Change Data Capture (CDC) provides a mechanism for capturing row-level changes in Cassandra tables. When enabled, CDC creates hard links from commit log segments to a dedicated directory, allowing external systems to consume mutations as they occur.

CDC was introduced in Cassandra 3.8 and is designed for integration with streaming platforms, real-time analytics, and cross-system data synchronization.


Architecture Overview

CDC operates by leveraging the existing commit log infrastructure. Rather than modifying the write path, it creates hard links to commit log segments containing mutations for CDC-enabled tables.

uml diagram

How CDC Works

  1. Write arrives: Mutation is written to commit log and memtable (normal write path)
  2. Segment creation: When a new commit log segment is created, if cdc_enabled=true, a hard link is created in cdc_raw_directory
  3. Index file creation: On segment fsync, a <segment_name>_cdc.idx file is created containing the byte offset of persisted data
  4. Segment completion: When the segment is fully flushed, "COMPLETED" is appended to the index file
  5. Consumer processing: External consumers read segments from cdc_raw_directory, respecting offset values for durability
  6. Cleanup: Consumers must delete processed segments; Cassandra does not automatically clean up CDC files

Configuration

CDC is configured at two levels: node-wide settings in cassandra.yaml and per-table settings via CQL.

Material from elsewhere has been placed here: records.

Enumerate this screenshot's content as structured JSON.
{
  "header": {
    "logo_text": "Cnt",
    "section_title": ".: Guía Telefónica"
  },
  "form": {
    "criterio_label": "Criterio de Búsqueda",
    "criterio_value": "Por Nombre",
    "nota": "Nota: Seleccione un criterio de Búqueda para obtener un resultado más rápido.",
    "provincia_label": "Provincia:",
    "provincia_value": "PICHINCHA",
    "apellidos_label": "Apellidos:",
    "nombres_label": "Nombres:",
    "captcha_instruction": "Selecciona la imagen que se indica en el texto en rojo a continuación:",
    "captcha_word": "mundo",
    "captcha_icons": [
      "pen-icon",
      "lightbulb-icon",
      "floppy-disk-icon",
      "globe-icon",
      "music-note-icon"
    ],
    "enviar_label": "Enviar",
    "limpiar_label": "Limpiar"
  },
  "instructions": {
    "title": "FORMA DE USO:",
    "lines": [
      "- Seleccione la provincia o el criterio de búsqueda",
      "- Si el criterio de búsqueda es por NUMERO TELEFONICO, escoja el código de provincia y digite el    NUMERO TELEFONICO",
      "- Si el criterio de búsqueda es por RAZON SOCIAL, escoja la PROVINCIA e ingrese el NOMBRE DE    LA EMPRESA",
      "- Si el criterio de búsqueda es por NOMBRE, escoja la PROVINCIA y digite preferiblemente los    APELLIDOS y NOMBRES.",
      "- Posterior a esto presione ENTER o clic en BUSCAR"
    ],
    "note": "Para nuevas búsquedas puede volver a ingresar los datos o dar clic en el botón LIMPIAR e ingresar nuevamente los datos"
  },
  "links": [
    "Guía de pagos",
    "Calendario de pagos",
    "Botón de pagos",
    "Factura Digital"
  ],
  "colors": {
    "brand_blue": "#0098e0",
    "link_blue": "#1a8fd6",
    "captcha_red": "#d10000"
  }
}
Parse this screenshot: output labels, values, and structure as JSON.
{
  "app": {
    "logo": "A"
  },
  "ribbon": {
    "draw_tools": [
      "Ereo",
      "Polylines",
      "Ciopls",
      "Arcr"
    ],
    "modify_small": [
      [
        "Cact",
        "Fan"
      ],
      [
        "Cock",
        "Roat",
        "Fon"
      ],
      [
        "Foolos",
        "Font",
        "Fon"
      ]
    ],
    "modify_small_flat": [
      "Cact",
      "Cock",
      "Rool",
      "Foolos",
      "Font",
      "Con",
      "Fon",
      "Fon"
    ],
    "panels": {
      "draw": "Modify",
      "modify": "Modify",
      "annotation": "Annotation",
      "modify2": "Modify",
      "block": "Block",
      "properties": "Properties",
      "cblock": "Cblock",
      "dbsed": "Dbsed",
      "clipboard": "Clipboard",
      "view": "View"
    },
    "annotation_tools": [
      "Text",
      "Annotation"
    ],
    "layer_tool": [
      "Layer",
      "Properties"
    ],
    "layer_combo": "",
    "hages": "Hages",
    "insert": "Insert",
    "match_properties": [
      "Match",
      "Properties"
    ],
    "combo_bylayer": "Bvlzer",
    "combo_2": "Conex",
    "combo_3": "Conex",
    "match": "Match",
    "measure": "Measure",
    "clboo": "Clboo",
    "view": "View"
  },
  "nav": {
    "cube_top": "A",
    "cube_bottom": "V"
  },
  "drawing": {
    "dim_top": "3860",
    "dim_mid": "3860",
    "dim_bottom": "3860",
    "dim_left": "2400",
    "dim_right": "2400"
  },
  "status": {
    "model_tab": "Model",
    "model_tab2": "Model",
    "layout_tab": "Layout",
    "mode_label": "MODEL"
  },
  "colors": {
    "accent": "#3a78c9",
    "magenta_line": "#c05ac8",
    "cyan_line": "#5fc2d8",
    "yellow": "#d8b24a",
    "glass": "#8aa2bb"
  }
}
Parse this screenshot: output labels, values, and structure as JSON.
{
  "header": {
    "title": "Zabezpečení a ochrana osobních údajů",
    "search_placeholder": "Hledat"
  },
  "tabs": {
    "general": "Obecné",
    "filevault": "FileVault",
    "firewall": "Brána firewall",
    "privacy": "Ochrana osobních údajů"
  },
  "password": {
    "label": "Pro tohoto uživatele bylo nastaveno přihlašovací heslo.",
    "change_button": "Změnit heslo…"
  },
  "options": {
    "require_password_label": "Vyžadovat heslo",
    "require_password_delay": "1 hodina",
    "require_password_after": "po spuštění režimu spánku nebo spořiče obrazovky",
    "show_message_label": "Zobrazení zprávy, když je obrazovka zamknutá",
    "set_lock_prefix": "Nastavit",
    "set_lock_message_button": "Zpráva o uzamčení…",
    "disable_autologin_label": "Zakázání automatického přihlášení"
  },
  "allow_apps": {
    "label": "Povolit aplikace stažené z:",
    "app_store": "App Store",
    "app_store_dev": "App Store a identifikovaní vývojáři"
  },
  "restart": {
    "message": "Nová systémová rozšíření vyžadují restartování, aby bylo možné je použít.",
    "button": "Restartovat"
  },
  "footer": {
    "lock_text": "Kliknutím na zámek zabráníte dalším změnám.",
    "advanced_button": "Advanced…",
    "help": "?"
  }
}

Node Configuration (cassandra.yaml)

# Enable CDC functionality node-wide
cdc_enabled: true

# Directory for CDC commit log hard links
# Should be on separate spindle from data directories
# Must be on same filesystem as commitlog_directory
cdc_raw_directory: /var/lib/cassandra/cdc_raw

# Maximum space for CDC logs before writes are rejected
# Default: min(4096 MiB, 1/8 of volume space)
cdc_total_space_in_mb: 4096

# How often to check CDC directory space usage
# Default: 250ms
cdc_free_space_check_interval_ms: 250
Parameter Default Description
cdc_enabled false Enables CDC node-wide. When true, writes to CDC-enabled tables are rejected if cdc_raw_directory exceeds space limit
cdc_raw_directory $CASSANDRA_HOME/data/cdc_raw Destination for commit log hard links
cdc_total_space_in_mb min(4096, 1/8 volume) Space threshold before write rejection
cdc_free_space_check_interval_ms 250 Frequency of space usage recalculation

Table Configuration (CQL)

Enable CDC on individual tables:

-- Enable CDC when creating table
CREATE TABLE events (
    event_id UUID,
    event_time TIMESTAMP,
    event_type TEXT,
    payload TEXT,
    PRIMARY KEY (event_id)
) WITH cdc = true;

-- Enable CDC on existing table
ALTER TABLE events WITH cdc = true;

-- Disable CDC
ALTER TABLE events WITH cdc = false;

CDC File Format

Files in cdc_raw_directory are hard links to commit log segments. They share the same inode as the original commit log file, meaning:

  • No additional disk space is consumed (until the original segment is recycled)
  • Reading from CDC directory reads the same data as the commit log
  • Modifications to the original segment are visible through the hard link
cdc_raw_directory/
├── CommitLog-7-1702987654321.log      # Hard link to commit log segment
├── CommitLog-7-1702987654321_cdc.idx  # Index file with offset
├── CommitLog-7-1702987654322.log
├── CommitLog-7-1702987654322_cdc.idx
└── ...

Index Files (_cdc.idx)

Each commit log segment in the CDC directory has a corresponding index file:

# While segment is being written
1234567

# After segment is complete
1234567
COMPLETED
State Index File Content Consumer Action
In progress Integer offset only Read up to offset bytes only
Complete Offset + "COMPLETED" Safe to read entire segment and delete

Durability Guarantee

Consumers must only parse data up to the offset specified in the index file. Data beyond that offset may not be durable and could be lost on crash recovery.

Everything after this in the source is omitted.